Geoff joked that Dawn has a favourite shirt which says “World’s OKest Pastor”. Dawn said she wore it in a sermon once to illustrate what brings people joy.

“What brings me joy is knowing that I’m OK. I don’t have to be perfect in God’s eyes. I am the OKest. I am the world’s OKest pastor and that brings me joy. It brought me joy that the shirt made people laugh. It makes people realize that I am just average, like everyone else. Pastors are just like everybody else. Our family is just normal people.”

As pastors with the Salvation Army, they can say when they want to move but are not often given a choice where to go. They let the church know they were good to move, but they wanted to stay in B.C. In April, they were offered the Prince Rupert opportunity.

“The kids were really excited. They were up for a new adventure. Our daughter likes to say ‘as long as the four of us are together, it doesn’t matter.’ It’s a good feeling,” Dawn said.

The family has done some exploring since being here and has hiked some trails with their New Foundland dog and their lab mix, which was an SPCA rescue.

Geoff is originally from New Foundland and loves being on the coast near the water. Dawn hails from Ontario, the Prairies, and Alberta.

“Being down on the waterfront and smelling the saltwater and the kelp takes me back to my childhood,” said Geoff.

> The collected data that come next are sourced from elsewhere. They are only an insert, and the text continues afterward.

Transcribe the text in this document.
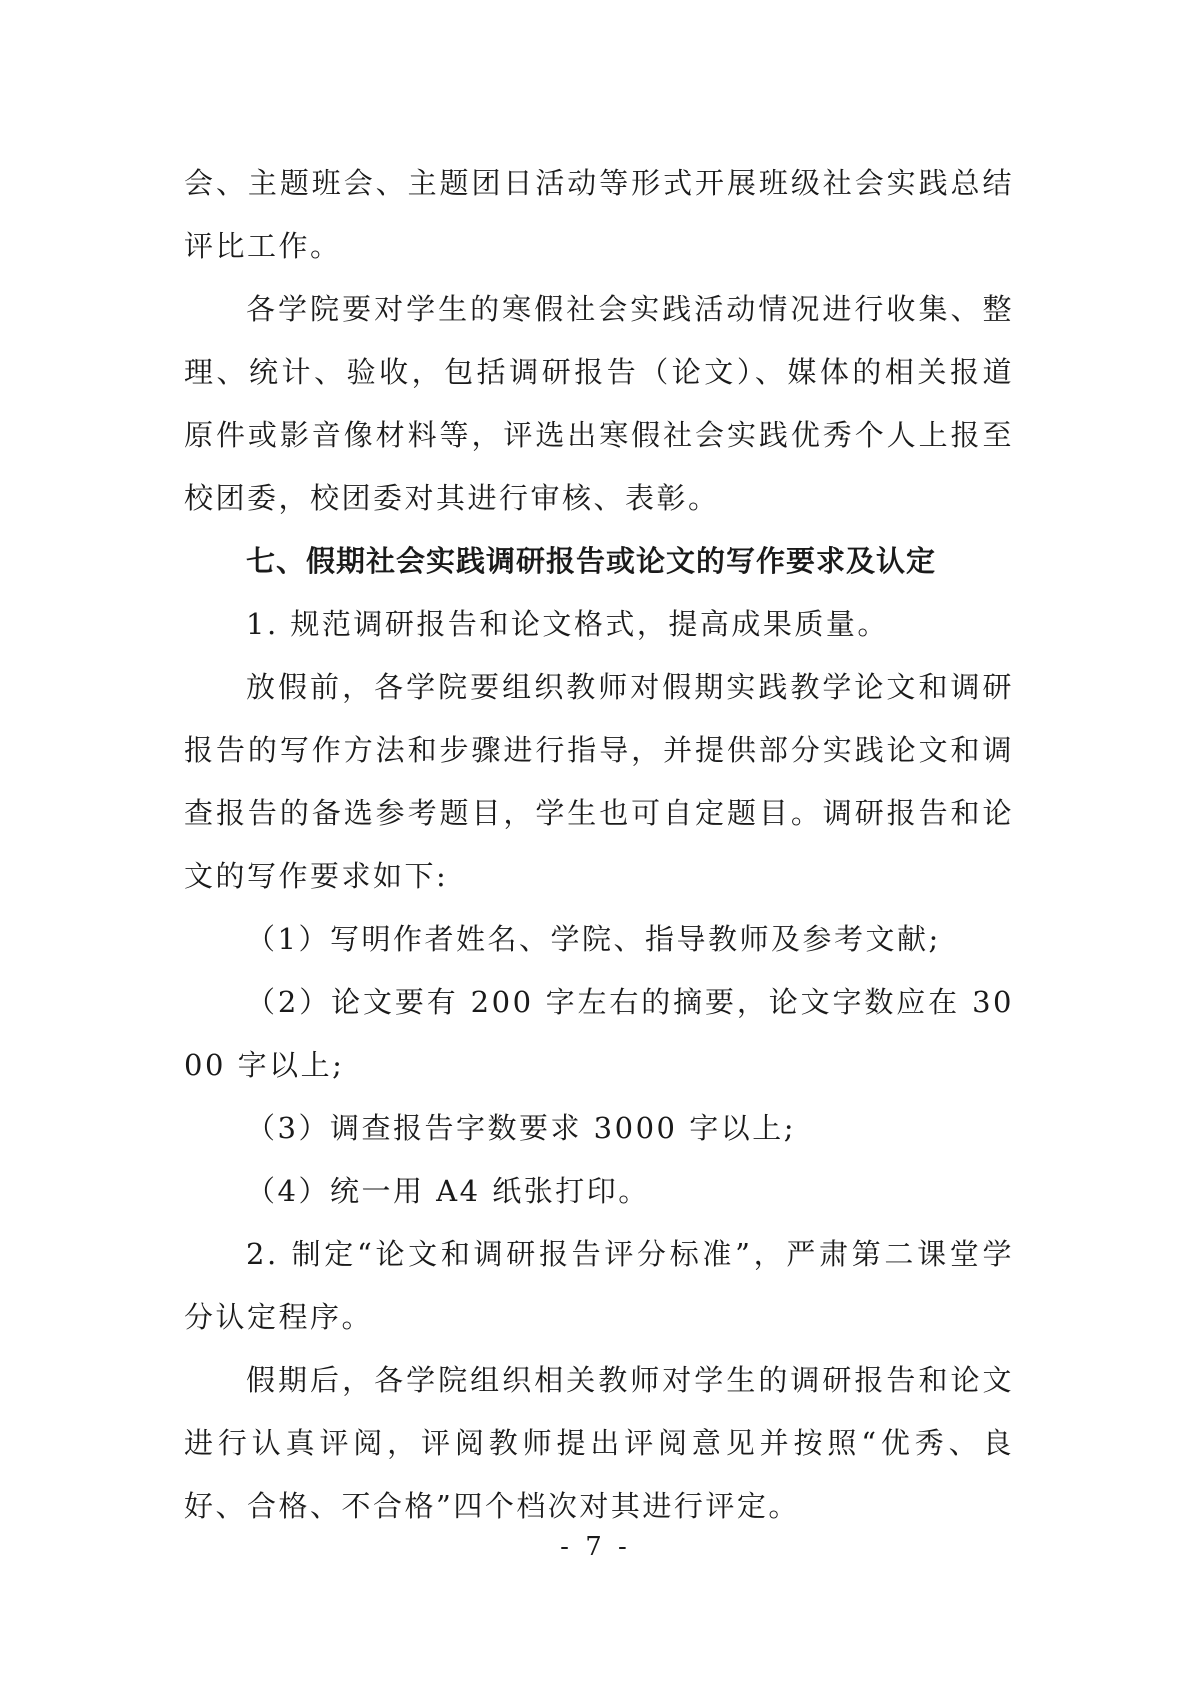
会、主题班会、主题团日活动等形式开展班级社会实践总结评比工作。

各学院要对学生的寒假社会实践活动情况进行收集、整理、统计、验收，包括调研报告（论文）、媒体的相关报道原件或影音像材料等，评选出寒假社会实践优秀个人上报至校团委，校团委对其进行审核、表彰。

七、假期社会实践调研报告或论文的写作要求及认定

1. 规范调研报告和论文格式，提高成果质量。

放假前，各学院要组织教师对假期实践教学论文和调研报告的写作方法和步骤进行指导，并提供部分实践论文和调查报告的备选参考题目，学生也可自定题目。调研报告和论文的写作要求如下:

（1）写明作者姓名、学院、指导教师及参考文献;

（2）论文要有 200 字左右的摘要，论文字数应在 3000 字以上;

（3）调查报告字数要求 3000 字以上;

（4）统一用 A4 纸张打印。

2. 制定“论文和调研报告评分标准”，严肃第二课堂学分认定程序。

假期后，各学院组织相关教师对学生的调研报告和论文进行认真评阅，评阅教师提出评阅意见并按照“优秀、良好、合格、不合格”四个档次对其进行评定。

- 7 -
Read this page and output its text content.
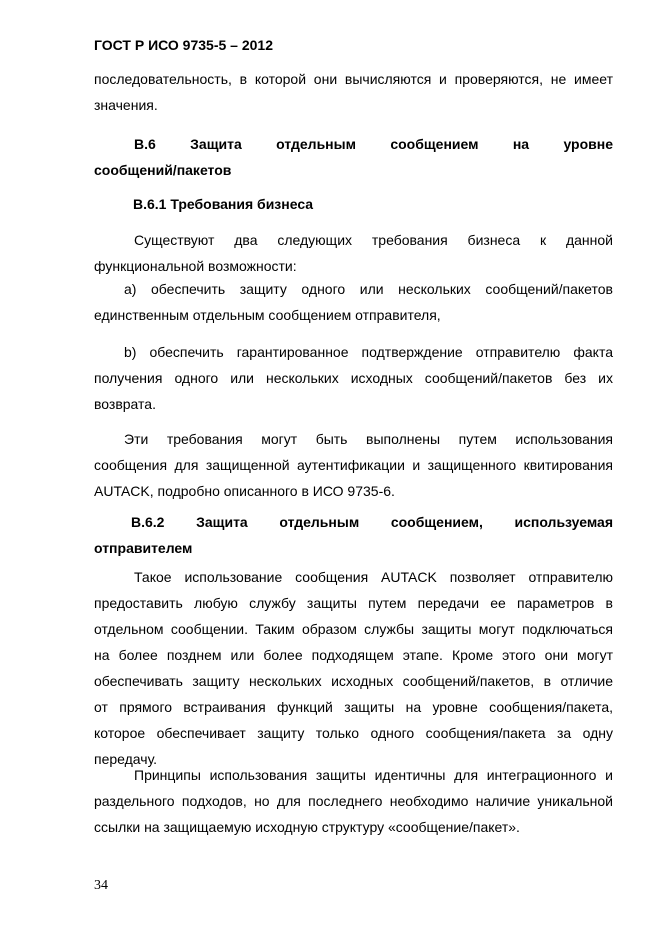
ГОСТ Р ИСО 9735-5 – 2012

последовательность, в которой они вычисляются и проверяются, не имеет

значения.

В.6 Защита отдельным сообщением на уровне

сообщений/пакетов

В.6.1 Требования бизнеса

Существуют два следующих требования бизнеса к данной

функциональной возможности:

a) обеспечить защиту одного или нескольких сообщений/пакетов

единственным отдельным сообщением отправителя,

b) обеспечить гарантированное подтверждение отправителю факта

получения одного или нескольких исходных сообщений/пакетов без их

возврата.

Эти требования могут быть выполнены путем использования

сообщения для защищенной аутентификации и защищенного квитирования

AUTACK, подробно описанного в ИСО 9735-6.

В.6.2 Защита отдельным сообщением, используемая

отправителем

Такое использование сообщения AUTACK позволяет отправителю

предоставить любую службу защиты путем передачи ее параметров в

отдельном сообщении. Таким образом службы защиты могут подключаться

на более позднем или более подходящем этапе. Кроме этого они могут

обеспечивать защиту нескольких исходных сообщений/пакетов, в отличие

от прямого встраивания функций защиты на уровне сообщения/пакета,

которое обеспечивает защиту только одного сообщения/пакета за одну

передачу.

Принципы использования защиты идентичны для интеграционного и

раздельного подходов, но для последнего необходимо наличие уникальной

ссылки на защищаемую исходную структуру «сообщение/пакет».

34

Both Geoff and Dawn hope to progress the Salvation Army church and want to streamline the community programs in Prince Rupert. COVID-19 has thrown a few challenges their way, like virtual church services and the planned renovations to the interior of the church which have been put on hold due to the pandemic

“Sometimes adversity forces change,” Geoff said. “We are going to get through it.”

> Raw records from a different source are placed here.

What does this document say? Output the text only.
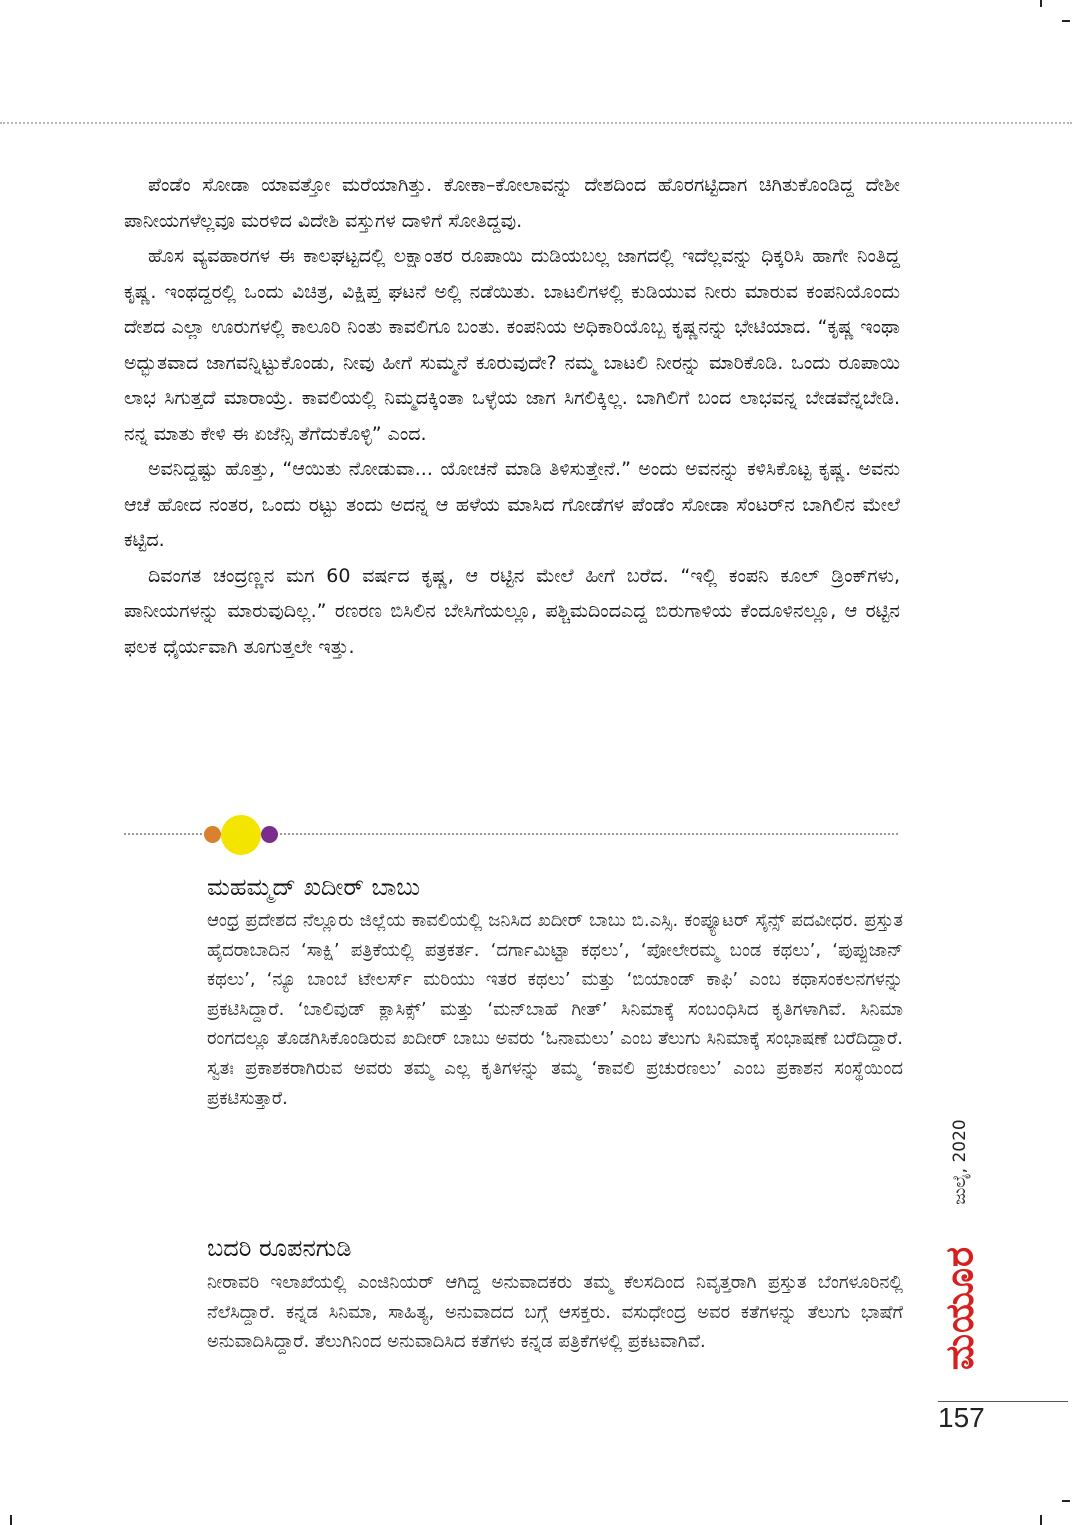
ಪೆಂಡೆಂ ಸೋಡಾ ಯಾವತ್ತೋ ಮರೆಯಾಗಿತ್ತು. ಕೋಕಾ–ಕೋಲಾವನ್ನು ದೇಶದಿಂದ ಹೊರಗಟ್ಟಿದಾಗ ಚಿಗಿತುಕೊಂಡಿದ್ದ ದೇಶೀ ಪಾನೀಯಗಳೆಲ್ಲವೂ ಮರಳಿದ ವಿದೇಶಿ ವಸ್ತುಗಳ ದಾಳಿಗೆ ಸೋತಿದ್ದವು.

ಹೊಸ ವ್ಯವಹಾರಗಳ ಈ ಕಾಲಘಟ್ಟದಲ್ಲಿ ಲಕ್ಷಾಂತರ ರೂಪಾಯಿ ದುಡಿಯಬಲ್ಲ ಜಾಗದಲ್ಲಿ ಇದೆಲ್ಲವನ್ನು ಧಿಕ್ಕರಿಸಿ ಹಾಗೇ ನಿಂತಿದ್ದ ಕೃಷ್ಣ. ಇಂಥದ್ದರಲ್ಲಿ ಒಂದು ವಿಚಿತ್ರ, ವಿಕ್ಷಿಪ್ತ ಘಟನೆ ಅಲ್ಲಿ ನಡೆಯಿತು. ಬಾಟಲಿಗಳಲ್ಲಿ ಕುಡಿಯುವ ನೀರು ಮಾರುವ ಕಂಪನಿಯೊಂದು ದೇಶದ ಎಲ್ಲಾ ಊರುಗಳಲ್ಲಿ ಕಾಲೂರಿ ನಿಂತು ಕಾವಲಿಗೂ ಬಂತು. ಕಂಪನಿಯ ಅಧಿಕಾರಿಯೊಬ್ಬ ಕೃಷ್ಣನನ್ನು ಭೇಟಿಯಾದ. “ಕೃಷ್ಣ ಇಂಥಾ ಅದ್ಭುತವಾದ ಜಾಗವನ್ನಿಟ್ಟುಕೊಂಡು, ನೀವು ಹೀಗೆ ಸುಮ್ಮನೆ ಕೂರುವುದೇ? ನಮ್ಮ ಬಾಟಲಿ ನೀರನ್ನು ಮಾರಿಕೊಡಿ. ಒಂದು ರೂಪಾಯಿ ಲಾಭ ಸಿಗುತ್ತದೆ ಮಾರಾಯ್ರೆ. ಕಾವಲಿಯಲ್ಲಿ ನಿಮ್ಮದಕ್ಕಿಂತಾ ಒಳ್ಳೆಯ ಜಾಗ ಸಿಗಲಿಕ್ಕಿಲ್ಲ. ಬಾಗಿಲಿಗೆ ಬಂದ ಲಾಭವನ್ನ ಬೇಡವೆನ್ನಬೇಡಿ. ನನ್ನ ಮಾತು ಕೇಳಿ ಈ ಏಜೆನ್ಸಿ ತೆಗೆದುಕೊಳ್ಳಿ” ಎಂದ.

ಅವನಿದ್ದಷ್ಟು ಹೊತ್ತು, “ಆಯಿತು ನೋಡುವಾ... ಯೋಚನೆ ಮಾಡಿ ತಿಳಿಸುತ್ತೇನೆ.” ಅಂದು ಅವನನ್ನು ಕಳಿಸಿಕೊಟ್ಟ ಕೃಷ್ಣ. ಅವನು ಆಚೆ ಹೋದ ನಂತರ, ಒಂದು ರಟ್ಟು ತಂದು ಅದನ್ನ ಆ ಹಳೆಯ ಮಾಸಿದ ಗೋಡೆಗಳ ಪೆಂಡೆಂ ಸೋಡಾ ಸೆಂಟರ್‌ನ ಬಾಗಿಲಿನ ಮೇಲೆ ಕಟ್ಟಿದ.

ದಿವಂಗತ ಚಂದ್ರಣ್ಣನ ಮಗ 60 ವರ್ಷದ ಕೃಷ್ಣ, ಆ ರಟ್ಟಿನ ಮೇಲೆ ಹೀಗೆ ಬರೆದ. “ಇಲ್ಲಿ ಕಂಪನಿ ಕೂಲ್ ಡ್ರಿಂಕ್‌ಗಳು, ಪಾನೀಯಗಳನ್ನು ಮಾರುವುದಿಲ್ಲ.” ರಣರಣ ಬಿಸಿಲಿನ ಬೇಸಿಗೆಯಲ್ಲೂ, ಪಶ್ಚಿಮದಿಂದಎದ್ದ ಬಿರುಗಾಳಿಯ ಕೆಂದೂಳಿನಲ್ಲೂ, ಆ ರಟ್ಟಿನ ಫಲಕ ಧೈರ್ಯವಾಗಿ ತೂಗುತ್ತಲೇ ಇತ್ತು.

ಮಹಮ್ಮದ್ ಖದೀರ್ ಬಾಬು

ಆಂಧ್ರ ಪ್ರದೇಶದ ನೆಲ್ಲೂರು ಜಿಲ್ಲೆಯ ಕಾವಲಿಯಲ್ಲಿ ಜನಿಸಿದ ಖದೀರ್ ಬಾಬು ಬಿ.ಎಸ್ಸಿ. ಕಂಪ್ಯೂಟರ್ ಸೈನ್ಸ್ ಪದವೀಧರ. ಪ್ರಸ್ತುತ ಹೈದರಾಬಾದಿನ ‘ಸಾಕ್ಷಿ’ ಪತ್ರಿಕೆಯಲ್ಲಿ ಪತ್ರಕರ್ತ. ‘ದರ್ಗಾಮಿಟ್ಟಾ ಕಥಲು’, ‘ಪೋಲೇರಮ್ಮ ಬಂಡ ಕಥಲು’, ‘ಪುಪ್ಪುಜಾನ್ ಕಥಲು’, ‘ನ್ಯೂ ಬಾಂಬೆ ಟೇಲರ್ಸ್ ಮರಿಯು ಇತರ ಕಥಲು’ ಮತ್ತು ‘ಬಿಯಾಂಡ್ ಕಾಫಿ’ ಎಂಬ ಕಥಾಸಂಕಲನಗಳನ್ನು ಪ್ರಕಟಿಸಿದ್ದಾರೆ. ‘ಬಾಲಿವುಡ್ ಕ್ಲಾಸಿಕ್ಸ್’ ಮತ್ತು ‘ಮನ್‌ಬಾಹೆ ಗೀತ್’ ಸಿನಿಮಾಕ್ಕೆ ಸಂಬಂಧಿಸಿದ ಕೃತಿಗಳಾಗಿವೆ. ಸಿನಿಮಾ ರಂಗದಲ್ಲೂ ತೊಡಗಿಸಿಕೊಂಡಿರುವ ಖದೀರ್ ಬಾಬು ಅವರು ‘ಓನಾಮಲು’ ಎಂಬ ತೆಲುಗು ಸಿನಿಮಾಕ್ಕೆ ಸಂಭಾಷಣೆ ಬರೆದಿದ್ದಾರೆ. ಸ್ವತಃ ಪ್ರಕಾಶಕರಾಗಿರುವ ಅವರು ತಮ್ಮ ಎಲ್ಲ ಕೃತಿಗಳನ್ನು ತಮ್ಮ ‘ಕಾವಲಿ ಪ್ರಚುರಣಲು’ ಎಂಬ ಪ್ರಕಾಶನ ಸಂಸ್ಥೆಯಿಂದ ಪ್ರಕಟಿಸುತ್ತಾರೆ.

ಬದರಿ ರೂಪನಗುಡಿ

ನೀರಾವರಿ ಇಲಾಖೆಯಲ್ಲಿ ಎಂಜಿನಿಯರ್ ಆಗಿದ್ದ ಅನುವಾದಕರು ತಮ್ಮ ಕೆಲಸದಿಂದ ನಿವೃತ್ತರಾಗಿ ಪ್ರಸ್ತುತ ಬೆಂಗಳೂರಿನಲ್ಲಿ ನೆಲೆಸಿದ್ದಾರೆ. ಕನ್ನಡ ಸಿನಿಮಾ, ಸಾಹಿತ್ಯ, ಅನುವಾದದ ಬಗ್ಗೆ ಆಸಕ್ತರು. ವಸುಧೇಂದ್ರ ಅವರ ಕತೆಗಳನ್ನು ತೆಲುಗು ಭಾಷೆಗೆ ಅನುವಾದಿಸಿದ್ದಾರೆ. ತೆಲುಗಿನಿಂದ ಅನುವಾದಿಸಿದ ಕತೆಗಳು ಕನ್ನಡ ಪತ್ರಿಕೆಗಳಲ್ಲಿ ಪ್ರಕಟವಾಗಿವೆ.

ಜುಲೈ, 2020
ಮಯೂರ
157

READ MORE: Heart of our city – Fighting for the road to recovery

“We want to get to know people and journey with them. If that means just sitting and listening, then that’s what I’ll do,” Dawn said.

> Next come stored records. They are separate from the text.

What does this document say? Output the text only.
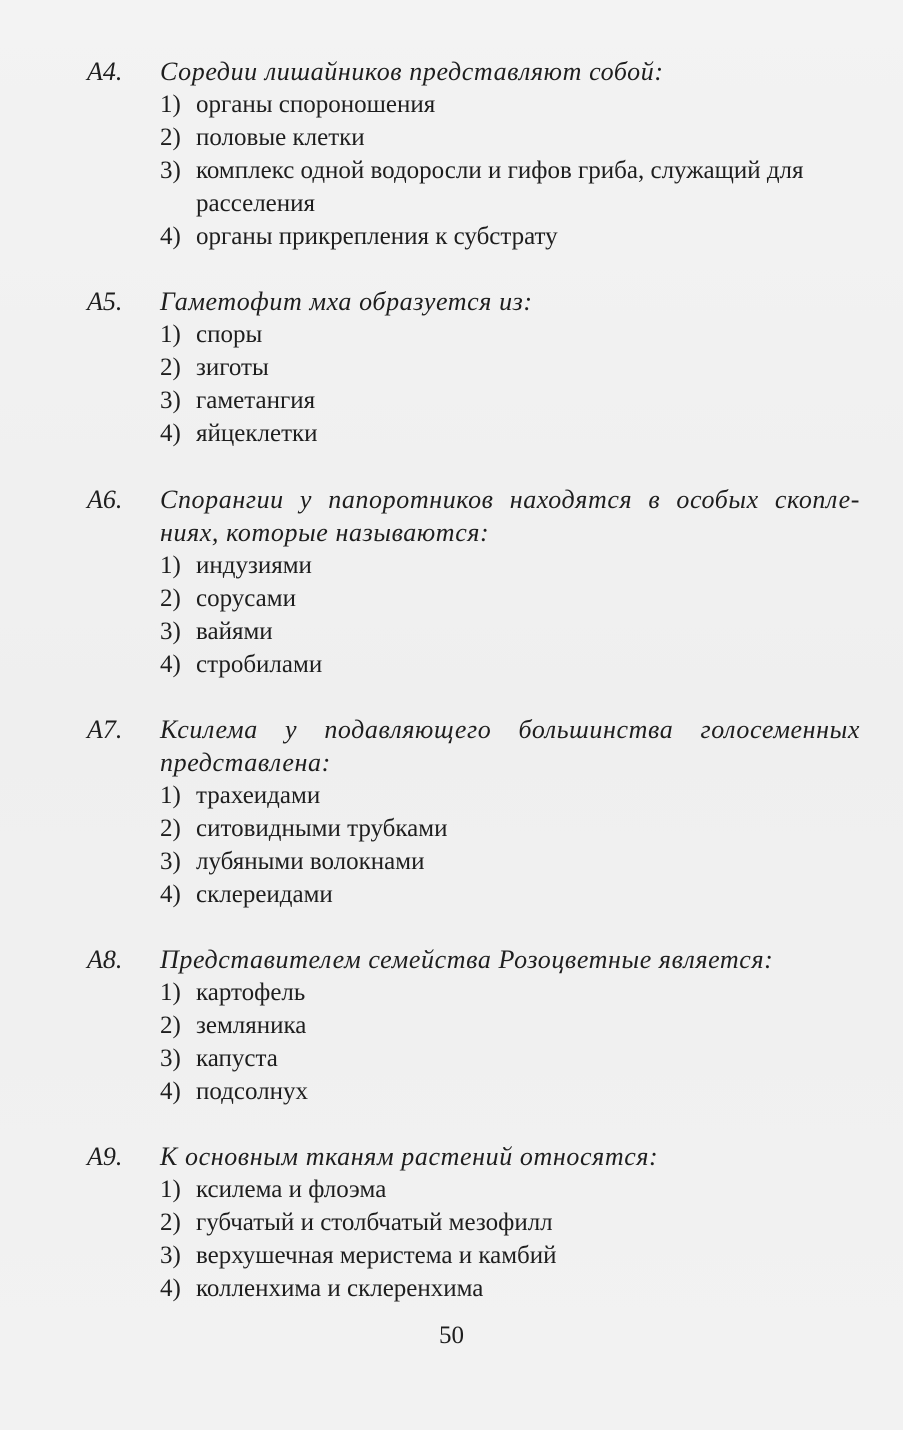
А4. Соредии лишайников представляют собой:
1) органы спороношения
2) половые клетки
3) комплекс одной водоросли и гифов гриба, служащий для
расселения
4) органы прикрепления к субстрату
А5. Гаметофит мха образуется из:
1) споры
2) зиготы
3) гаметангия
4) яйцеклетки
А6. Спорангии у папоротников находятся в особых скопле-
ниях, которые называются:
1) индузиями
2) сорусами
3) вайями
4) стробилами
А7. Ксилема у подавляющего большинства голосеменных
представлена:
1) трахеидами
2) ситовидными трубками
3) лубяными волокнами
4) склереидами
А8. Представителем семейства Розоцветные является:
1) картофель
2) земляника
3) капуста
4) подсолнух
А9. К основным тканям растений относятся:
1) ксилема и флоэма
2) губчатый и столбчатый мезофилл
3) верхушечная меристема и камбий
4) колленхима и склеренхима
50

“We are not here for our own glory. We want to serve people. We want to love on this community and just make some positive change. We are not here to transform Prince Rupert through the Salvation Army,” Geoff said. “We understand that maybe the way we do things, and as we build on what the Sylvie’s and previous officers did, then maybe we can make things a little bit better. We want realistic goals. We will do the best we can to nurture and build people. Emotionally and spiritually we can help them.”

“When we see dignity restored in people, we are inspired by a message of love,” Dawn said. “Just like with anywhere the S.A sends us. We want to make connections out in the community. We want to make Prince Rupert home.”